Subsidies and grants are critical for supporting first movers and enabling progress
Demand for low-emission vehicles is rapidly increasing, both for private and commercial vehicles. However, the higher purchase cost is a barrier to early adoption. Government subsidies and grants are needed to help early adopters get over the hump, achieve economies of scale and bring costs down to enable mass market adoption. Although EVs provide a lower total cost of ownership over a vehicle’s life due to lower fuel and maintenance costs, higher purchase costs inhibit adoption for capital-constrained buyers, such as low-income vehicle owners and industries with already tight margins, such as heavy-duty trucking.
There is no silver bullet, a suite of solutions is needed
For maritime shipping, heavy duty off-road and on-road trucking and even aviation, decarbonization will be more difficult than lighter duty sectors, such as passenger cars and micromobility. Requirements such as long range, large payloads and weight make battery electric propulsion difficult for many heavy-duty sectors. In order to reduce emissions, a suite of solutions will be needed, including low-emission fuels such as hydrogen, green ammonia and green ethanol.

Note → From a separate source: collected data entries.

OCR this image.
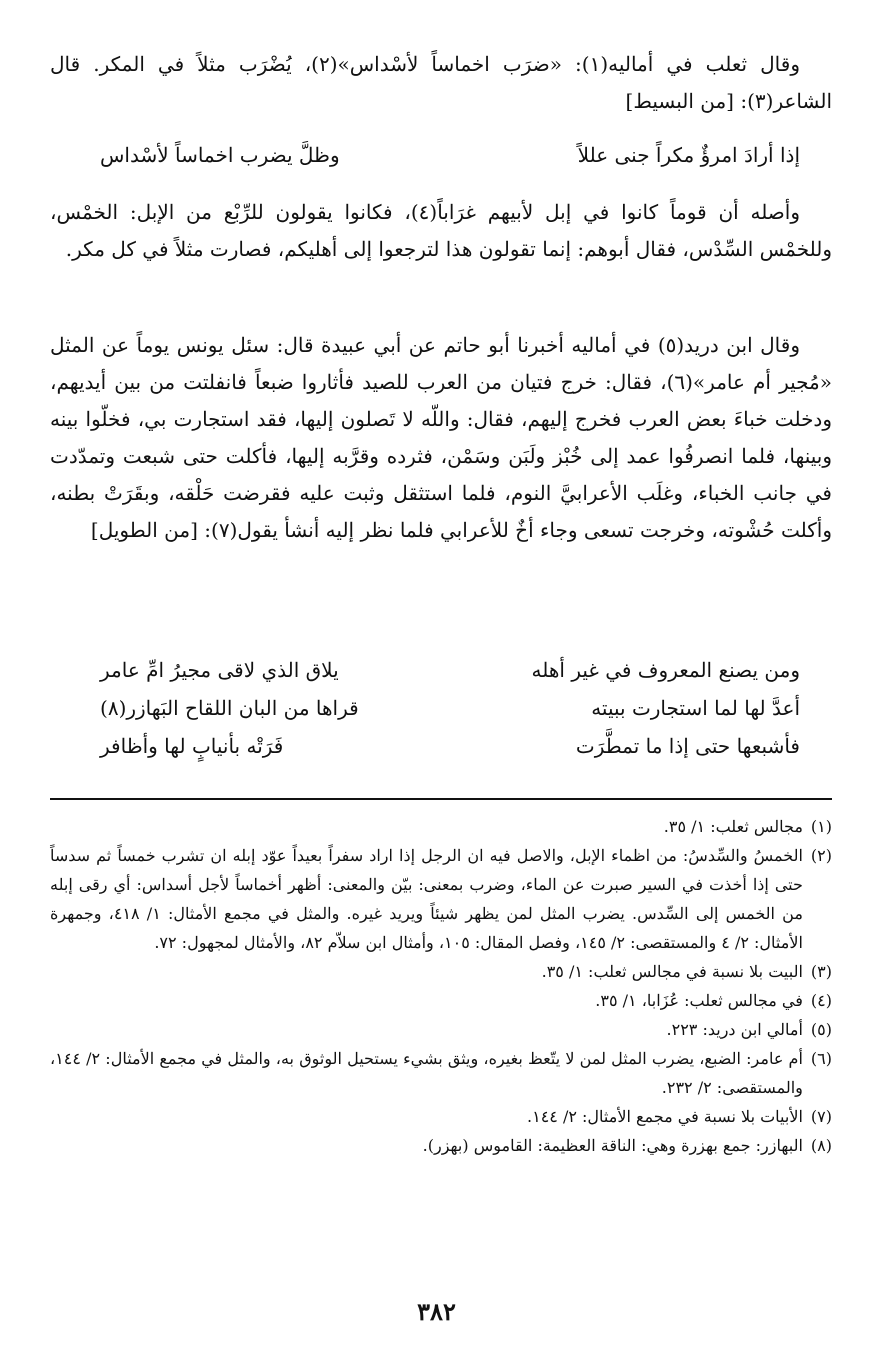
وقال ثعلب في أماليه(١): «ضرَب اخماساً لأسْداس»(٢)، يُضْرَب مثلاً في المكر. قال الشاعر(٣): [من البسيط]

إذا أرادَ امرؤٌ مكراً جنى عللاً
وظلَّ يضرب اخماساً لأسْداس

وأصله أن قوماً كانوا في إبل لأبيهم غرَاباً(٤)، فكانوا يقولون للرِّبْع من الإبل: الخمْس، وللخمْس السِّدْس، فقال أبوهم: إنما تقولون هذا لترجعوا إلى أهليكم، فصارت مثلاً في كل مكر.

وقال ابن دريد(٥) في أماليه أخبرنا أبو حاتم عن أبي عبيدة قال: سئل يونس يوماً عن المثل «مُجير أم عامر»(٦)، فقال: خرج فتيان من العرب للصيد فأثاروا ضبعاً فانفلتت من بين أيديهم، ودخلت خباءَ بعض العرب فخرج إليهم، فقال: واللّه لا تَصلون إليها، فقد استجارت بي، فخلّوا بينه وبينها، فلما انصرفُوا عمد إلى خُبْز ولَبَن وسَمْن، فثرده وقرَّبه إليها، فأكلت حتى شبعت وتمدّدت في جانب الخباء، وغلَب الأعرابيَّ النوم، فلما استثقل وثبت عليه فقرضت حَلْقه، وبقَرَتْ بطنه، وأكلت حُشْوته، وخرجت تسعى وجاء أخٌ للأعرابي فلما نظر إليه أنشأ يقول(٧): [من الطويل]

ومن يصنع المعروف في غير أهله
يلاق الذي لاقى مجيرُ امِّ عامر
أعدَّ لها لما استجارت ببيته
قراها من البان اللقاح البَهازر(٨)
فأشبعها حتى إذا ما تمطَّرَت
فَرَتْه بأنيابٍ لها وأظافر
(١)
مجالس ثعلب: ١/ ٣٥.
(٢)
الخمسُ والسِّدسُ: من اظماء الإبل، والاصل فيه ان الرجل إذا اراد سفراً بعيداً عوّد إبله ان تشرب خمساً ثم سدساً حتى إذا أخذت في السير صبرت عن الماء، وضرب بمعنى: بيّن والمعنى: أظهر أخماساً لأجل أسداس: أي رقى إبله من الخمس إلى السِّدس. يضرب المثل لمن يظهر شيئاً ويريد غيره. والمثل في مجمع الأمثال: ١/ ٤١٨، وجمهرة الأمثال: ٢/ ٤ والمستقصى: ٢/ ١٤٥، وفصل المقال: ١٠٥، وأمثال ابن سلاّم ٨٢، والأمثال لمجهول: ٧٢.
(٣)
البيت بلا نسبة في مجالس ثعلب: ١/ ٣٥.
(٤)
في مجالس ثعلب: عُزَابا، ١/ ٣٥.
(٥)
أمالي ابن دريد: ٢٢٣.
(٦)
أم عامر: الضبع، يضرب المثل لمن لا يتّعظ بغيره، ويثق بشيء يستحيل الوثوق به، والمثل في مجمع الأمثال: ٢/ ١٤٤، والمستقصى: ٢/ ٢٣٢.
(٧)
الأبيات بلا نسبة في مجمع الأمثال: ٢/ ١٤٤.
(٨)
البهازر: جمع بهزرة وهي: الناقة العظيمة: القاموس (بهزر).
٣٨٢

However, challenges remain to make low-emission fuels commercially and technologically competitive for heavy-duty transport. More innovation is needed to ensure fuels are low emission and can scale to meet demand. Innovation is also needed in EV battery technology to improve viability for heavy-duty sectors. One company we heard from, ClearFlame Engines, is developing engine technology that allows diesel engines to run on any low-emission fuel. Innovations like this can help make a near-term impact on emissions and catalyze demand and innovation in low-emission fuels.
Ecosystems and partnerships will be key to building out infrastructure
Market demand signals are needed to trigger investment into fueling and charging infrastructure. One good example of this that we heard from Lee Kindberg at Maersk is the green shipping corridor between Los Angeles and Shanghai they are working on with partners. Another example mentioned by Joe Pratt from Zero Emission Industries was aggregating demand for hydrogen at ports to bring down fuel costs and create an investment case for fueling infrastructure. Even a small fleet of hydrogen-fueled tug boats could create significant demand for hydrogen, bringing down the cost of fuel for other users as well, such as cargo handling equipment and heavy-duty trucks.
For EV charging, several stakeholders, including automakers, electric utilities, EV charging network operators, real estate developers, energy management software innovators and even landlords will need to get involved and work together to intelligently plan for and build out charging infrastructure. One of the biggest bottlenecks for electrification currently, particularly for high-power fast charging, is the lengthy permitting and grid interconnection process. Increased collaboration and planning between stakeholders could help shorten that time and deploy charging infrastructure more quickly. In addition, there is a wide range of applications and use cases for EV charging, and a broad range of solutions is needed both for hardware and software to manage stations, maximize uptime, manage payment and billing and minimize costs for all stakeholders.